Os registros médicos, que contêm as identidades do doador do esperma e da mulher que foi fertilizada, devem ser preservados, segundo a lei alemã, por 30 anos pelos médicos ou bancos de esperma.
Os doadores são, em geral, anônimos. A paternidade legal fica com o homem do casal, que deve ter desejado e consentido a inseminação. O pai biológico também pode, teoricamente, oferecer auxílio e suporte à criança.
Entrando em contato
Udo M. tem 70 anos e, há cerca de 30, doou esperma. "Eu li sobre isso num panfleto para doar sangue", conta. Durante cinco anos, a cada quatro semanas, ele fazia a doação. Hoje, Udo é um dos poucos que falam abertamente sobre o assunto: "Há alguns anos atrás, eu li um artigo sobre uma menina que estava procurando o pai." Ele próprio já tinha uma filha.
Ele resolveu, então, se registrar num banco de dados de DNA. Pouco tempo depois, veio a notícia: foi encontrada compatibilidade, e Udo conheceu o filho. "O encontro não foi nada de espetacular", diz ele. Sem cenas de abraços apertados, eles apenas conversaram, mas, desde então, os dois mantêm contato por e-mail.

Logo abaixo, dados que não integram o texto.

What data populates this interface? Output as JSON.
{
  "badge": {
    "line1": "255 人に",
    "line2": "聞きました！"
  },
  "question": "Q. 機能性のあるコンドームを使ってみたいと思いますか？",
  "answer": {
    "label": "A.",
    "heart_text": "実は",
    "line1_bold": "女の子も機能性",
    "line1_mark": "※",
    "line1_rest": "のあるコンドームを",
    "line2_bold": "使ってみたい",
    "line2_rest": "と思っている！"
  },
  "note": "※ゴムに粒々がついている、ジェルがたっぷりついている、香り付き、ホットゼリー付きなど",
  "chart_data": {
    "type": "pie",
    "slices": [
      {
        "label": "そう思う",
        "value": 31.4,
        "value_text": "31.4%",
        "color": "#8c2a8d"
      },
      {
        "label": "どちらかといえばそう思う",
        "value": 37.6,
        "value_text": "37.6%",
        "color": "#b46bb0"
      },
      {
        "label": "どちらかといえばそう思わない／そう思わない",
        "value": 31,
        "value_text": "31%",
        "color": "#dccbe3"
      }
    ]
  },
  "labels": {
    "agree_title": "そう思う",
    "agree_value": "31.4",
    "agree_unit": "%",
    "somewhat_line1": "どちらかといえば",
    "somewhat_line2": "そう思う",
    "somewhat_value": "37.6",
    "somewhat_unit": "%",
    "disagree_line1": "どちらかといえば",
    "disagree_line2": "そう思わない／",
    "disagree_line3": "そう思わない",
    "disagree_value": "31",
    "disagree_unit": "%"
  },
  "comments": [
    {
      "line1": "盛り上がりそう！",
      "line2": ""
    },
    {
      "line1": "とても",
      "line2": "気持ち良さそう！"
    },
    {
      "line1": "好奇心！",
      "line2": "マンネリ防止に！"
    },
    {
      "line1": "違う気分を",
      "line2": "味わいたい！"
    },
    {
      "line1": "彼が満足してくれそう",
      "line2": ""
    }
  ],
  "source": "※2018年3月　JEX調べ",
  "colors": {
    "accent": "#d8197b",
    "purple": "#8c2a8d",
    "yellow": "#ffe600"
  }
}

Normalmente, um homem recebe entre 50 e 100 euros por doação e acaba tendo entre dez e 15 "filhos". "Nós precisamos de muito mais doadores que fazem isso para ajudar os casais que querem ter filhos", diz Tobias Fischer, que fez doutorado na universidade RWTH Aachen sobre os aspectos éticos da fecundação por doação de esperma. "A criança precisa de um ambiente de amor, não tem relação com o sangue", diz.

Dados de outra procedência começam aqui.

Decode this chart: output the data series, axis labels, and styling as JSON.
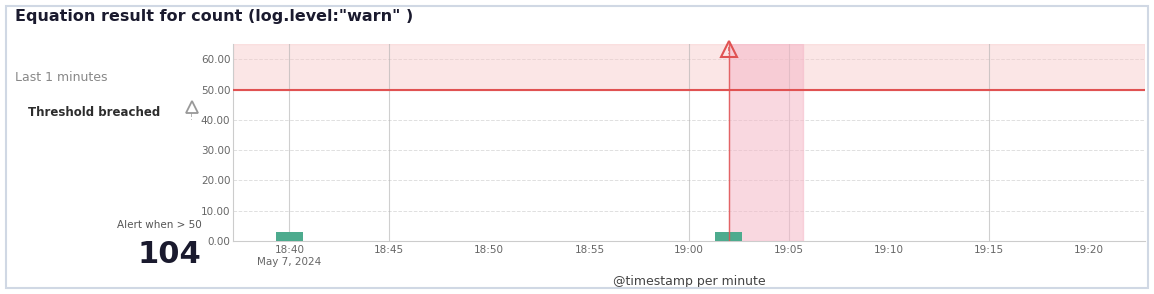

A associação Spenderkinder, porém, acredita que isso não é o suficiente: além do ambiente, os genes também podem ter uma influência grande sobre a pessoa. Desde 2007, a associação defende os direitos das crianças provenientes de doação de esperma e acredita não ser possível que metade da genética dos pais continue uma zona cinzenta. Assim como acontece nos casos de adoção, o nome do pai biológico deveria constar no registro de nascimento, mas todo o procedimento ainda é muito centrado na vontade dos pais, segundo a associação.

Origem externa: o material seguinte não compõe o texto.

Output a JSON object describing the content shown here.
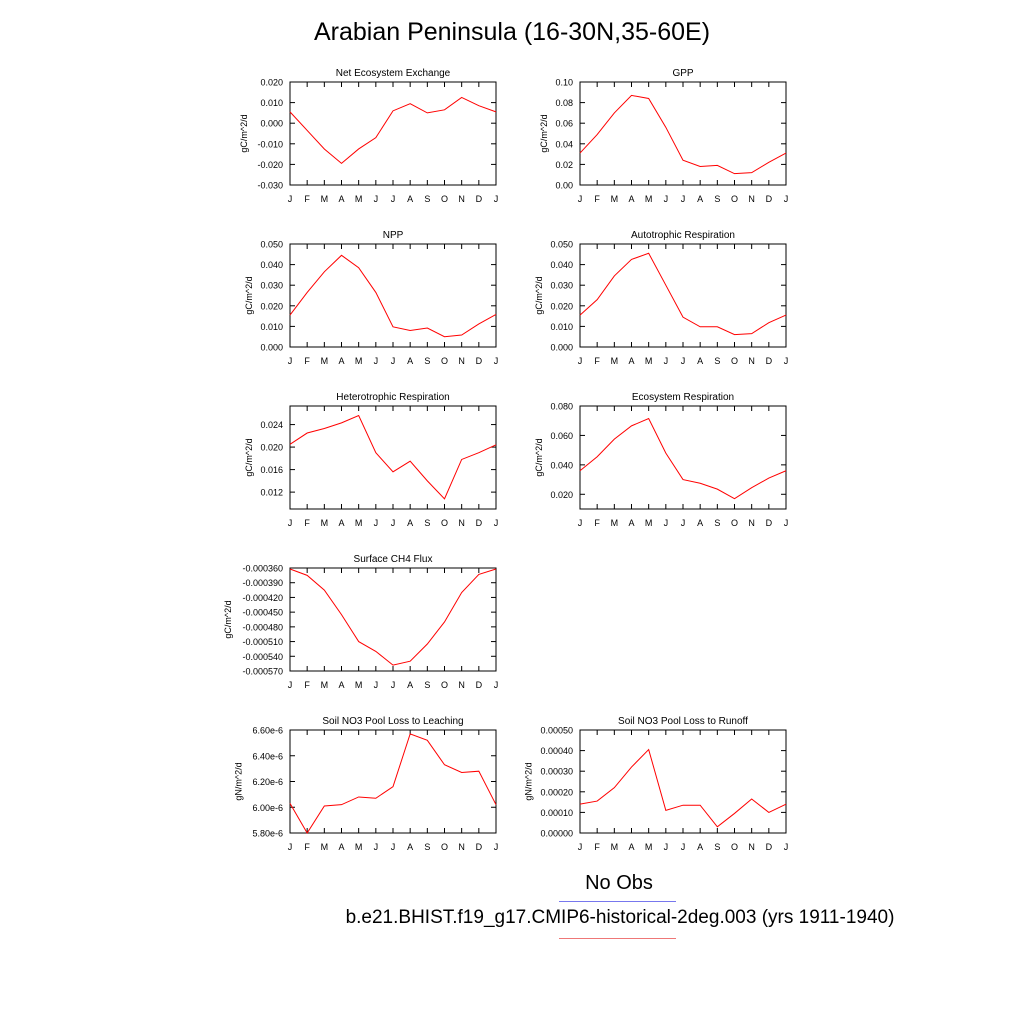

Claudia Brügge é casada e mãe. Quando tinha 40 anos, ela e o marido decidiram ter um filho através de doação de esperma. Hoje, ela integra a equipe da DI-Netz, organização que presta apoio a casais e famílias na Alemanha. "No caso do nosso filho, o nome do doador foi registrado por um tabelião", diz Brügge.
Ela também acredita ser importante deixar claro para os filhos desde pequenos as suas origens. E os pais precisam estar preparados para quando a criança descobrir que não tem relação genética com o pai. "Quanto mais cedo contar, melhor", orienta Brügge. A descoberta tardia, em circunstâncias desfavoráveis, pode ser um choque para o filho.
Apesar de ficar contente por alguém ter ajudado sua mãe a ter uma filha, Nicole diz esperar regras melhores para o futuro. "Por favor, que haja finalmente uma lei que esclareça as condições para todos os envolvidos." De acordo com o Ministério da Justiça alemão, um grupo de trabalho já se reuniu para debater o assunto, mas uma decisão ou lei pode vir apenas em meados de 2017.
Regras brasileiras
O Brasil também não tem uma legislação específica para a realização da reprodução assistida. O que rege a conduta dos especialistas no Brasil é uma resolução do Conselho Federal de Medicina (CFM) de 2013, atualizada em 2015.
O texto determina, por exemplo, o número máximo de embriões que podem ser transferidos para a receptora: dois para mulheres com até 35 anos, três para aquelas entre 36 e 39 anos e quatro para as mulheres de 40 anos ou mais. O objetivo é limitar o número de gêmeos múltiplos que podem nascer após o procedimento.
O texto do CFM veta a exploração comercial da doação de sêmen ou de óvulos. No caso dos homens, por exemplo, qualquer pessoa saudável do sexo masculino pode procurar um banco de sêmen para fazer a doação, que deve ocorrer de maneira gratuita.
Outra regra estabelecida pela resolução impede que os receptores conheçam os doadores – e vice-versa. Espera-se que, com isso, sejam evitados casos de contestação de maternidade ou paternidade.